Your immune system is constantly working to protect you from the onslaught of bacteria, viruses and parasites that would otherwise invade your body and potentially cause disease. Ordinarily the immune system works tirelessly without us even knowing; it is only when something creeps through the defences do we actually notice our immune system. Typically only to curse it as we struggle through a work day with a full blown cold.
Not surprisingly perhaps, when our only reactions towards it are negative, the immune system can be oversensitive and respond to harmless everyday substances as if they were harmful. These substances can range from pollen to food substances to latex to penicillin, almost any substance the body encounters on a day to day basis. When the immune system next encounters the substance, it launches a full blown attack, think taking on an ant with a rocket launcher, and you won’t be far wrong.
This overkill tactic results in an allergic reaction.
It is already known the immune response initiated by an allergen differs to an ordinary immune response. When the immune barriers are breached, by a bacterium or a virus for example, cells are on hand to ingest the foreign particles and present them to the immune system. The immune system activates the correct white blood cells which start producing specific antibodies against these particles. Antibodies act as a homing system, marking the foreign particles for destruction by other immune cells. After the foreign body is dealt with the antibodies linger in the body, and are able to quickly activate the immune system if the foreign particle is encountered again.

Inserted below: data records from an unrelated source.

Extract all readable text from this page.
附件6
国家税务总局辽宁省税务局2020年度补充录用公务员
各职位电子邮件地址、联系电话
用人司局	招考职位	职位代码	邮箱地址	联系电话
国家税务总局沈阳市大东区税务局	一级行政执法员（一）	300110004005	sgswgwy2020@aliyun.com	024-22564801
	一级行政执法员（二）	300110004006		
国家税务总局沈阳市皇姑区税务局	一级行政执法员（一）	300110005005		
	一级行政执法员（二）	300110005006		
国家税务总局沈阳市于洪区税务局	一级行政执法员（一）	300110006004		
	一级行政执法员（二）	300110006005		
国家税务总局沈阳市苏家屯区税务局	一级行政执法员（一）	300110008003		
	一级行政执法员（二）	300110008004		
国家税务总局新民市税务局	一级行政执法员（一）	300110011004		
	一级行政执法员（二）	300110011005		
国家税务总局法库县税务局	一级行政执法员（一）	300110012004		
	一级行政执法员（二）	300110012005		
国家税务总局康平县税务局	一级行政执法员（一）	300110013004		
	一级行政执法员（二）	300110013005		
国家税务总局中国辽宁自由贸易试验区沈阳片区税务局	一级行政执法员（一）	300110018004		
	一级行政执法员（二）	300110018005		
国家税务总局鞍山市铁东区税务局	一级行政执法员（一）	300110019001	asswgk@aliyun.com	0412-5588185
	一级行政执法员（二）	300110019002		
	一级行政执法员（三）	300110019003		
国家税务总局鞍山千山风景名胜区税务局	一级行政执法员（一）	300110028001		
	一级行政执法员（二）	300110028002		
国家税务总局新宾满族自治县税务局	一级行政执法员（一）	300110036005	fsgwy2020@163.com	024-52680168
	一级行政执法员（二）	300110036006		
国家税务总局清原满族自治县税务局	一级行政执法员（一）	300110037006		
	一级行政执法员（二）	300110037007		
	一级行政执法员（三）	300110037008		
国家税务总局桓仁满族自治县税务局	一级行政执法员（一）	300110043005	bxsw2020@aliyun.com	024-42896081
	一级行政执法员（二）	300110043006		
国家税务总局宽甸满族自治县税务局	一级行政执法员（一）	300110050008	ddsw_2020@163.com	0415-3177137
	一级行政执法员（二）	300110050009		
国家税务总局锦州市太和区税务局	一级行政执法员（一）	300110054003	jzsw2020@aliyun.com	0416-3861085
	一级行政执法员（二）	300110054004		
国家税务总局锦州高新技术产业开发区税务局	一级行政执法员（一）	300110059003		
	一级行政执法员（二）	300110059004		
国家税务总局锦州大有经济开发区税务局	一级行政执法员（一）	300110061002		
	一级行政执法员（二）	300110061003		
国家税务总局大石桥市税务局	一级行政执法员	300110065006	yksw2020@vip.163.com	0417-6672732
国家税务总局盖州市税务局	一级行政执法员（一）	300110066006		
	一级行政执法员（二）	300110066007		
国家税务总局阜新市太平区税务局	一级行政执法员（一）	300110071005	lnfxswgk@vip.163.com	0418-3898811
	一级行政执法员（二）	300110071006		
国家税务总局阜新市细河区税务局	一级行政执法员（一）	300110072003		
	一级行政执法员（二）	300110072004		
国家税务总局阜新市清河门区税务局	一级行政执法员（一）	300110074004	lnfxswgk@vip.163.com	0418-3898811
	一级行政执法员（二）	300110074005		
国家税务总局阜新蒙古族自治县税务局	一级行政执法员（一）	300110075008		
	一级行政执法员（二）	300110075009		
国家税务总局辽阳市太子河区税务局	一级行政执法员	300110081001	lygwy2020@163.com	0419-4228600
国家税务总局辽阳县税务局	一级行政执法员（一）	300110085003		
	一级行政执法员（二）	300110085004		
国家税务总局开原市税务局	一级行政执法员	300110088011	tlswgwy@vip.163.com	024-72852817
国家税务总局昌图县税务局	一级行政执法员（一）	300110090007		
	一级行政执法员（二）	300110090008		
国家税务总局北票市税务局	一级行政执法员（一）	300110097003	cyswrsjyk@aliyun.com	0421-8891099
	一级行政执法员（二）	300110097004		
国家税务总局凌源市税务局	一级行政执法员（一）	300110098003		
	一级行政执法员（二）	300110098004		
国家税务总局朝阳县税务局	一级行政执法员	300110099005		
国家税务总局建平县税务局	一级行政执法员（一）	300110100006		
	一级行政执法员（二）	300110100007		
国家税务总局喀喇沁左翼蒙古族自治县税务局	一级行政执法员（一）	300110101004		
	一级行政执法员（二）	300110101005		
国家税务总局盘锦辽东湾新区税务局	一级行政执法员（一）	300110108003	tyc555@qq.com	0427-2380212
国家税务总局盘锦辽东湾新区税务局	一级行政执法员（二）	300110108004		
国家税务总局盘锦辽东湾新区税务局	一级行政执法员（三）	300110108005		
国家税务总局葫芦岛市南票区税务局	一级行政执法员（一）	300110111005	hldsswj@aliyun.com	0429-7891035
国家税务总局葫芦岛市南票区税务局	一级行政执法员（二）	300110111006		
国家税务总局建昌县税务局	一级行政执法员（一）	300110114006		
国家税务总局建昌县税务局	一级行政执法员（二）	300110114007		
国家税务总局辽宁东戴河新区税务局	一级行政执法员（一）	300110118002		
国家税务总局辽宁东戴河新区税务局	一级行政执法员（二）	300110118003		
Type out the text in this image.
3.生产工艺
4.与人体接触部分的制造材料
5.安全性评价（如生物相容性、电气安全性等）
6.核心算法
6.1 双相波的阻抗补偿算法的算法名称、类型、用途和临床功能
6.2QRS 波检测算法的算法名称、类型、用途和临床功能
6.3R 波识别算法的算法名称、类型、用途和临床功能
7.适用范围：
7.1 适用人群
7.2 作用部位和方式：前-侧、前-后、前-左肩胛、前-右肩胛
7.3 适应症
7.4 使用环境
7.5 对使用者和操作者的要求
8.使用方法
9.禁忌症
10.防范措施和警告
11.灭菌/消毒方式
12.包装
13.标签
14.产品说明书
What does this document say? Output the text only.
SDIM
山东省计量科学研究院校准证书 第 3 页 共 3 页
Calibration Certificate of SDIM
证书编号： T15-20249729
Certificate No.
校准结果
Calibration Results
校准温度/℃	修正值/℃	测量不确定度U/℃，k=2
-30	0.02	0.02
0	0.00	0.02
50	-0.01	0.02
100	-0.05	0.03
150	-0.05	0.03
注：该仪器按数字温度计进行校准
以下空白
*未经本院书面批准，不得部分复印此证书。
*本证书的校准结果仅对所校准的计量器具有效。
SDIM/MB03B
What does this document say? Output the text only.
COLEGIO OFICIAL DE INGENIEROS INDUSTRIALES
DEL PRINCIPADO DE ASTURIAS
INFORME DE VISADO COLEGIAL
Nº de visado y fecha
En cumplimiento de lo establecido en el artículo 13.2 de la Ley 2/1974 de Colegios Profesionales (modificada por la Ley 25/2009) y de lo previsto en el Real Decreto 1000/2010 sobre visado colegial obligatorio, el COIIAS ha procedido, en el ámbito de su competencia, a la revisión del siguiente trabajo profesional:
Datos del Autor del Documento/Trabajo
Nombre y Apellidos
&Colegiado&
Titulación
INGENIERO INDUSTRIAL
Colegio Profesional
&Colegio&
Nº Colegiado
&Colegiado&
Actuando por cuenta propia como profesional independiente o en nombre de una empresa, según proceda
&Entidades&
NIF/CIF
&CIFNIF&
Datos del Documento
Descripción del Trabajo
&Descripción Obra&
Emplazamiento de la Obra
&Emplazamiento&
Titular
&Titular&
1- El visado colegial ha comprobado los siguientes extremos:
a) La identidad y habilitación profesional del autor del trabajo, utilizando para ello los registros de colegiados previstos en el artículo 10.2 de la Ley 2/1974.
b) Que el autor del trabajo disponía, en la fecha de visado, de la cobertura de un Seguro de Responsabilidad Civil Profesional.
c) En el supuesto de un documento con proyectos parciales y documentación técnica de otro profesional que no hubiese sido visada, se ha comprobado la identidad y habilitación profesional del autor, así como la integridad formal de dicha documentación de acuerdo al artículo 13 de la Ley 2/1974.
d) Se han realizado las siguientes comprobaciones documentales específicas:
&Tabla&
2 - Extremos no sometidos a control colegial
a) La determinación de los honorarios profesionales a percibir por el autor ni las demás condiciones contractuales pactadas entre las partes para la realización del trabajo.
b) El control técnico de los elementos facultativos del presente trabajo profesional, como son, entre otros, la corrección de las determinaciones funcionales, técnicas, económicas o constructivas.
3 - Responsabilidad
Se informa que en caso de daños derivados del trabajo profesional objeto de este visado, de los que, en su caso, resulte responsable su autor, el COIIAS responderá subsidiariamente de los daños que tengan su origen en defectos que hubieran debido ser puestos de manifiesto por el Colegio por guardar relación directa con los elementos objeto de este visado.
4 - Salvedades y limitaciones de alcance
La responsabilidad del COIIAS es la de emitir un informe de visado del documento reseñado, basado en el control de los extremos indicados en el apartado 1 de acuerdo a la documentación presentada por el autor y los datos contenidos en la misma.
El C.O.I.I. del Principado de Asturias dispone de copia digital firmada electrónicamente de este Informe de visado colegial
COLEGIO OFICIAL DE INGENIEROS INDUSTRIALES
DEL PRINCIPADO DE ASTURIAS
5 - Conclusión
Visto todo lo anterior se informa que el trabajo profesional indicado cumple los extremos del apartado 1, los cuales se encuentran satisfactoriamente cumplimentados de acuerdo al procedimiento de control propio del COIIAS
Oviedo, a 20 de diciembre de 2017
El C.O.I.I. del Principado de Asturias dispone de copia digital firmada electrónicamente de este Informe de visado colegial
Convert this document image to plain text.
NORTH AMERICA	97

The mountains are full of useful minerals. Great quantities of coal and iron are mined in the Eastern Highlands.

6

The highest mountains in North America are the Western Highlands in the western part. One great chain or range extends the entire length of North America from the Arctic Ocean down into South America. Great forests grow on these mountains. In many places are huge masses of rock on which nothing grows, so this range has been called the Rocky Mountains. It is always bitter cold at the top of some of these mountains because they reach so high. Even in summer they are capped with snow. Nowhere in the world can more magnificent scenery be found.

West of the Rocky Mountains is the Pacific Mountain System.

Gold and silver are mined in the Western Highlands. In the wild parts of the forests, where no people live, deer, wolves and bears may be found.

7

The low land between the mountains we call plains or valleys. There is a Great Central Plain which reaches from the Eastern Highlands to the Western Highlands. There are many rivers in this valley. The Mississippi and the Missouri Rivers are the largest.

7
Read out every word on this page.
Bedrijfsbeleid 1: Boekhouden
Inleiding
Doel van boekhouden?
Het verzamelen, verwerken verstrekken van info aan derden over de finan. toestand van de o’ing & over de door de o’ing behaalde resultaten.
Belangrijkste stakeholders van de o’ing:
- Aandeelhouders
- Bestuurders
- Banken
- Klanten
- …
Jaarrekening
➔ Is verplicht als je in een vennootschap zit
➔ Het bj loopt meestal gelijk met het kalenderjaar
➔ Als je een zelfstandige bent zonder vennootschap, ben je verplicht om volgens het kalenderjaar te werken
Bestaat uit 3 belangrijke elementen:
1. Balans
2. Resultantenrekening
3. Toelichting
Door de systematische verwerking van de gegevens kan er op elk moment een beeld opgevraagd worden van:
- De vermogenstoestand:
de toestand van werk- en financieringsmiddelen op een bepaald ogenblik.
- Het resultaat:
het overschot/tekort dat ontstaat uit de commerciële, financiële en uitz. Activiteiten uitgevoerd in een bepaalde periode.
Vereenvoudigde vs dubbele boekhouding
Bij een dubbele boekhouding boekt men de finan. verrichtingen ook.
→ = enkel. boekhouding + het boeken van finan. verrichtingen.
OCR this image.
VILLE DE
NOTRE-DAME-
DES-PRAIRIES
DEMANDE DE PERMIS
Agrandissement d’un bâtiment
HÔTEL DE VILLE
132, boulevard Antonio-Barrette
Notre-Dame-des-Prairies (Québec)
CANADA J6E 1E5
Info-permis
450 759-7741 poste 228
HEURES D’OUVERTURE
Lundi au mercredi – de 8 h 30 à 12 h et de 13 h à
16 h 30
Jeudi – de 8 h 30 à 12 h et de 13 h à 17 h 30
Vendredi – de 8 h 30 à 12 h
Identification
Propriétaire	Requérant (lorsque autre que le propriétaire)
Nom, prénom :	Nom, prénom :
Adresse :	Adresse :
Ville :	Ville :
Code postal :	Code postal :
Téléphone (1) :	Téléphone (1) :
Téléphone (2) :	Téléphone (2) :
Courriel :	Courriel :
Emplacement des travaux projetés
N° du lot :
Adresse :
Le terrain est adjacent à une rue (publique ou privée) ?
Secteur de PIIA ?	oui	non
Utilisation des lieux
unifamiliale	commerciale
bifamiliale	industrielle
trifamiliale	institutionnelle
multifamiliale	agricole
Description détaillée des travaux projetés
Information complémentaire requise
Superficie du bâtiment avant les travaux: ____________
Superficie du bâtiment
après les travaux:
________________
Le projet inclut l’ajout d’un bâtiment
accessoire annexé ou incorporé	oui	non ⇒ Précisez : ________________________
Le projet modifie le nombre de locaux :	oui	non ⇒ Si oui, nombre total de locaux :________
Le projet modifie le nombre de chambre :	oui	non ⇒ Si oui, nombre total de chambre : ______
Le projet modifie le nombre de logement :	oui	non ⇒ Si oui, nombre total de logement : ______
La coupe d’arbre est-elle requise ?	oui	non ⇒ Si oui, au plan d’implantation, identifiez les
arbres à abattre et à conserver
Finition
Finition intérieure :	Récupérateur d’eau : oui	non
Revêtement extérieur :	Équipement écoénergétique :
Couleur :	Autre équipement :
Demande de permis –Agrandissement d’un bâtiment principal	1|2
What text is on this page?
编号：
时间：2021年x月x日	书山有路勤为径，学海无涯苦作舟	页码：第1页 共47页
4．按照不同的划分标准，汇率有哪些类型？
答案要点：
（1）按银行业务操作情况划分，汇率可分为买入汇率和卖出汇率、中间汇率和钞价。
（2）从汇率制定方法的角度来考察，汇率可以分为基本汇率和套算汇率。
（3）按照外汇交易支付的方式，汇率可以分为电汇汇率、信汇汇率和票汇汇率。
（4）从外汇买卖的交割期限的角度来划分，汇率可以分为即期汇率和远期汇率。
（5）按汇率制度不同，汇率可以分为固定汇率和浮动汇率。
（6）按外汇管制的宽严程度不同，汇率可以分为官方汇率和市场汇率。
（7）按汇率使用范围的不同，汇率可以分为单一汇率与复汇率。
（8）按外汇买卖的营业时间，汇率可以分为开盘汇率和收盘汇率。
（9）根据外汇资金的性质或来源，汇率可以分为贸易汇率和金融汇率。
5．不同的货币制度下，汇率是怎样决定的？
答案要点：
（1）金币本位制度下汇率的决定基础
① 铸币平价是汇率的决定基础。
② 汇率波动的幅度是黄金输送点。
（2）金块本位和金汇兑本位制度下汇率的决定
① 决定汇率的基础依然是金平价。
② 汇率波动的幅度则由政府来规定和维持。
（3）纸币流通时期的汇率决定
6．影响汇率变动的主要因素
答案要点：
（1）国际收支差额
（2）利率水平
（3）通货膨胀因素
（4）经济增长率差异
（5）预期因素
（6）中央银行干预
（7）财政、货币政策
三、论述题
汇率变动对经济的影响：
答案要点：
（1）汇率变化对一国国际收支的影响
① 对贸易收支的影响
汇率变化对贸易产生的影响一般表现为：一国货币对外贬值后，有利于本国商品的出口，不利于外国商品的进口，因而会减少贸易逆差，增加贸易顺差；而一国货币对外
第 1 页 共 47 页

An antibody that encounters an allergen, a substance that causes an allergy, activates a particular type of white blood cell called a mast cell. Mast cells are important in wound healing and defending against infectious agents, but are most renowned for their role in allergic reactions. Mast cells respond to allergens via a specific receptor on their cell surface, FcεRI. An antibody with an allergen binds to FcεRI and activates a downstream signalling pathway, causing the primed mast cells to release powerful signalling molecules, including histamine. These can act on the other cells within the body resulting in the characteristic symptoms of an allergic reaction.
But an allergic reaction can range from mild hayfever or a slight rash to life-threatening anaphylactic shock, so what could cause these massive discrepancies?
The response of mast cells to an allergen is now thought to be dictated by how tightly the antibody binds to the allergen, and that the strength of binding is actually detected by the FcεRI receptor. This mechanism of action has been seen in other cells; for example, yeast cells use the presence of pheromones to control their growth. The yeast cells possess receptors which recognise the pheromones and change the cell’s growth patterns depending on the levels of pheromones present in the environment. Similarly to the yeast, mast cells are thought to change their behaviour via the FcεRI receptor in response to high-affinity, tight binding of the allergen to the antibody, or low-affinity, loose binding of the allergen to the antibody, stimulation.
There are some antibodies able to bind their targets more strongly than others, generating these differences in affinity. Binding affinity influences how rapidly the antibody moves away from the FcεRI receptor, therefore antibodies with a low target affinity, dissociate away faster from the FcεRI receptor whereas antibodies with a high affinity stick around for much longer. If the antibody lingers around the FcεRI receptor it is able to keep stimulating the receptor, this translates to a greater response from the mast cell.
This was demonstrated by a team of scientists in the US by stimulating mast cells with chemicals. These chemicals bind to the same antibody but at different affinities thus changing the stimulation the FcεRI receptor receives. These chemicals actually activated different signalling pathways within the mast cell despite the stimulation initiating in the same receptor. The end response of the mast cell differed between the chemicals depending on the pathway activated. This was also evident when the team tried a similar study using mice where the mast cells again showed a differing response dependent on the affinity of the antibody to the chemical.
The change in mast cell response gives an idea into how the affinity of the antibody may change the allergic reaction experienced by an individual. However, other cells in the immune system possess receptors similar to the FcεRI receptor therefore these results may well extend beyond allergy studies. The understanding of how our immune system works is critical for us to develop new ideas and therapeutics allowing better management strategies and treatment options.